Nach dem Transport zum Bestimmungsort wurde sofort ein Brandschaden im Inneren des Gerätes festgestellt. Offensichtlich kein transportschaden. Fehler festgestellt bei Erstinitialisierung des Gerätes durch den Käufer, im Rahmen des Systemchecks nach wenigen Sekunden unter Anwesenheit Dritter.
Das wäre also schonmal ein Problem, wenn sich aus der Art des
Defekts nicht beweisen lässt, wann dieser entstanden ist.
Man kann aufgrund der kurzen Inbetriebnahmedauer bis zur Festellung des Fehlers und die Art des Fehler wie oben davon ausgehen, dass zumindest die Ursächlichkeit für den Defekt nicht beim Käufer gelegen sein kann.

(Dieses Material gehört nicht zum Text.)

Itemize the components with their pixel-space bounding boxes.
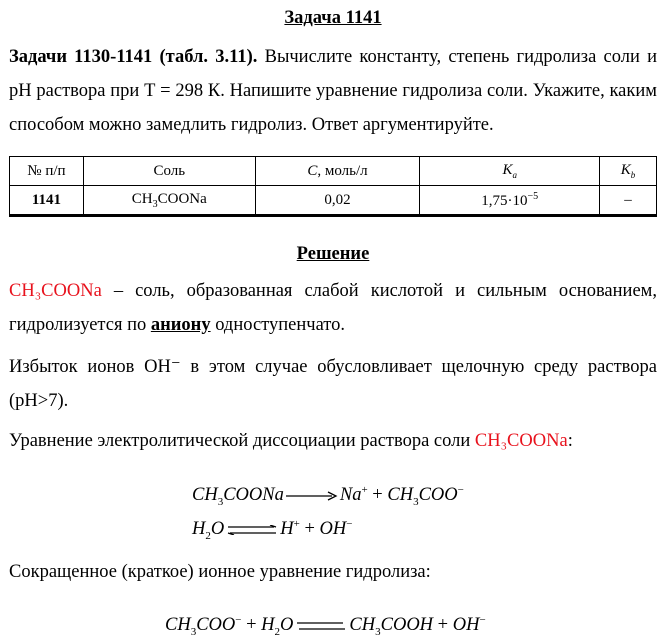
salt-formula: CH₃COONa (9, 281, 102, 301)
header-num: № п/п (10, 157, 84, 186)
task-text: Вычислите константу, степень гидролиза соли и pH раствора при Т = 298 К. Напишите уравнение гидролиза соли. Укажите, каким способом можно замедлить гидролиз. Ответ аргументируйте. (9, 47, 657, 135)
page-title: Задача 1141 (284, 8, 382, 28)
cell-ka: $1,75\cdot 10^{-5}$ (420, 186, 600, 216)
equilibrium-arrow-icon (226, 525, 278, 535)
table-row (10, 186, 657, 216)
header-kb: $K_b$ (600, 157, 657, 186)
header-ka: $K_a$ (420, 157, 600, 186)
paragraph-dissociation: Уравнение электролитической диссоциации раствора соли CH₃COONa: (9, 431, 573, 451)
right-arrow-icon (286, 491, 338, 501)
paragraph-salt-type: CH₃COONa – соль, образованная слабой кислотой и сильным основанием, гидролизуется по аниону одноступенчато. (9, 281, 657, 335)
cell-conc: 0,02 (255, 186, 420, 216)
equation-dissociation: $CH_3COONa$ $Na^+ + CH_3COO^-$ (192, 484, 464, 508)
cell-kb: – (600, 186, 657, 216)
solution-title: Решение (296, 244, 370, 264)
salt-formula-2: CH₃COONa (474, 431, 568, 451)
paragraph-short-ionic: Сокращенное (краткое) ионное уравнение гидролиза: (9, 562, 431, 582)
task-bold-ref: Задачи 1130-1141 (табл. 3.11). (9, 47, 258, 67)
equilibrium-arrow-icon-2 (295, 621, 347, 631)
table-header-row (10, 157, 657, 186)
equation-water: $H_2O$ H+ + OH− (192, 518, 353, 542)
data-table (9, 156, 657, 217)
anion-word: аниону (150, 315, 211, 335)
header-conc-unit: , моль/л (317, 162, 368, 179)
header-conc: C, моль/л (255, 157, 420, 186)
cell-num: 1141 (10, 186, 84, 216)
task-statement (9, 40, 657, 142)
header-salt: Соль (83, 157, 255, 186)
cell-salt: $CH_3COONa$ (83, 186, 255, 216)
paragraph-excess-ions: Избыток ионов OH⁻ в этом случае обусловливает щелочную среду раствора (pH>7). (9, 357, 657, 411)
equation-hydrolysis: $CH_3COO^- + H_2O$ $CH_3COOH + OH^-$ (165, 614, 486, 638)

- Bei Abholung nicht angeschlossen und auf die Schnelle nicht
anschließbar, lediglich äußere Sichtung ohne Mängel, dann
Abholung.
- Ankunft zu Hause, Gerät defekt.
- Kontakt zum Verkäufer, Antwort: Problem beim Käufer.

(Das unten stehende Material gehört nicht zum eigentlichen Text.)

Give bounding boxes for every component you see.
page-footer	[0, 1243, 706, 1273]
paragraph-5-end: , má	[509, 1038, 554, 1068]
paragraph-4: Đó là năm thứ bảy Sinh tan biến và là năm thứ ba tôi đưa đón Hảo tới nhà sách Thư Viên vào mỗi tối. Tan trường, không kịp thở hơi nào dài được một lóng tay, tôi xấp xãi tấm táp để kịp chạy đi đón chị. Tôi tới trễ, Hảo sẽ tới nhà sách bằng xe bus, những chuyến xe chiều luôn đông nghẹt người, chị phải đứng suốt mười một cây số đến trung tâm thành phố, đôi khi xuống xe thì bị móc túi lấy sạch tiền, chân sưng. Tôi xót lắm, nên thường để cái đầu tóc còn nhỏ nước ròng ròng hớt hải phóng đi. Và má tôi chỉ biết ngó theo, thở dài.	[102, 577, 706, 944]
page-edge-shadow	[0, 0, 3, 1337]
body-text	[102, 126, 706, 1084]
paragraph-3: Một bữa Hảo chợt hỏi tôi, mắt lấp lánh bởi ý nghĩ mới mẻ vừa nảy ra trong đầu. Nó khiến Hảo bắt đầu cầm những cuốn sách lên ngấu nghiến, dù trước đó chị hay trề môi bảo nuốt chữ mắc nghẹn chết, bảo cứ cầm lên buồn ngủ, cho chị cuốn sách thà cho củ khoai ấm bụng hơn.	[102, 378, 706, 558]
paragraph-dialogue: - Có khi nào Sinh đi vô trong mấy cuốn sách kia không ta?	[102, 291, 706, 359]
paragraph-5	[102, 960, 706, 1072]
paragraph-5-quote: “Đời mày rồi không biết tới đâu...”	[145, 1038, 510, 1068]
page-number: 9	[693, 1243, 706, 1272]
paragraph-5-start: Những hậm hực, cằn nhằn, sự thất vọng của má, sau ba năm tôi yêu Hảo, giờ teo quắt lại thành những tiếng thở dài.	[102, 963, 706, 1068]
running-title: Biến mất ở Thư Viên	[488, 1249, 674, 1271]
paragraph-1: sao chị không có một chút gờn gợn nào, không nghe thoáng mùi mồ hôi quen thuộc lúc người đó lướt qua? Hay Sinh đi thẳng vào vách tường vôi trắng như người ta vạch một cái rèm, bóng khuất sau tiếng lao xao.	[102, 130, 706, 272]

Naja, sooo einfach ist das halt nicht.
Über das Vorhaben der Reparatur wurde der Verkäufer in Kenntnis gesetzt und hatte keine Einwände.
- Schon am Folgetag Veranlassung einer Reparatur durch den
Käufer und Durchführung.
- Käufer verlangt Ersatz der Reparaturkosten durch Verkäufer.
Muss der Verkäufer zahlen?
Der Käufer hat nun auf dem Wege der „Selbstvornahme“ den
Mangel behoben. Dies führt dann zur Schadenersatzpflicht, wenn
der Verkäufer eine Nacherfüllung verweigert hat (oder, wie
hier nicht geschehen, eine Frist gesetzt wurde und verstrichen
ist).
Man beachte immer den Vorbehalt der Beweisbarkeit, dass der
Defekt schon bei Gefahrübergang bestand!
Kann man so mehr sagen?
Ist die Argumentation richtig, dass der Verkäufer im Falle des Bestehens des Fehlers VOR Gefahrenübergang seiner Erfüllungspflicht nicht nachkam (übergabe eines funktionsfähigen Gerätes der vereinbarten Sorte) oder aber, falls der Fehler erst beim Käufer entstand, die Ursächlichkeit notwendigerweise aus der Zeit ebenfalls VOR Gefahrenübergang stammt, so dass der Verkäufer seiner Gewährleistungspflicht nachzukommen hat?
D&G
Ay
Hallo,
wenn der Mangel schon bei der Übergabe bestand, dann gibt es keine Gewährleistungspflicht, sondern - da eine Nachbesserung verweigert wurde - Schadenersatz.
Der Schaden wären die Auslagen für die Reparatur.
Die Ursache für den Schaden mag dem Käufer eindeutig erscheinen, lsst sich aber im echten Leben oft nicht so eindeutig beweisen, wie es der Richter gerne hätte.
winke-winke-Zaunpfahl:
Zur technischen Seite könnte man jetzt ne Menge schreiben, wenn man im Hausgeräte-Brett wäre und es dort um einen konkreten Einzelfall mit Bildern usw. gehen würde, was ja im Hausgerätebrett erlaubt wäre.
Danke für die Antwort.
Also etwa die Tatsache, dass eine Überhitzung VOR dem Kauf stattfand (mit Bild belegbar) [Käufer war leichtgläubig, dass das laut Verkäufer nicht schlimm ist und hat das Gerät trotzdem nicht überprüft.] und die Tatsache, dass sich beim Defekt ebenfalls um eine Überhitzung gehandelt hat und dass der Betrieb ohne Fehler lediglich 0-3 Sekunden beim Käufer dauerte sind möglicherweise nicht Beleg genug dafür, dass die Ursache nicht bei dem Käufer lag?
Ich wüsste nicht, wie man sonst je irgendetwas für eine Gewährleistung nachweisen könnte…
Bzw. kann man die Tatsache, nach äußerer Überhitzungsanzeichen keine Überprüfung vorgenommen zu haben zum Nachteil für den Käufer auslegen?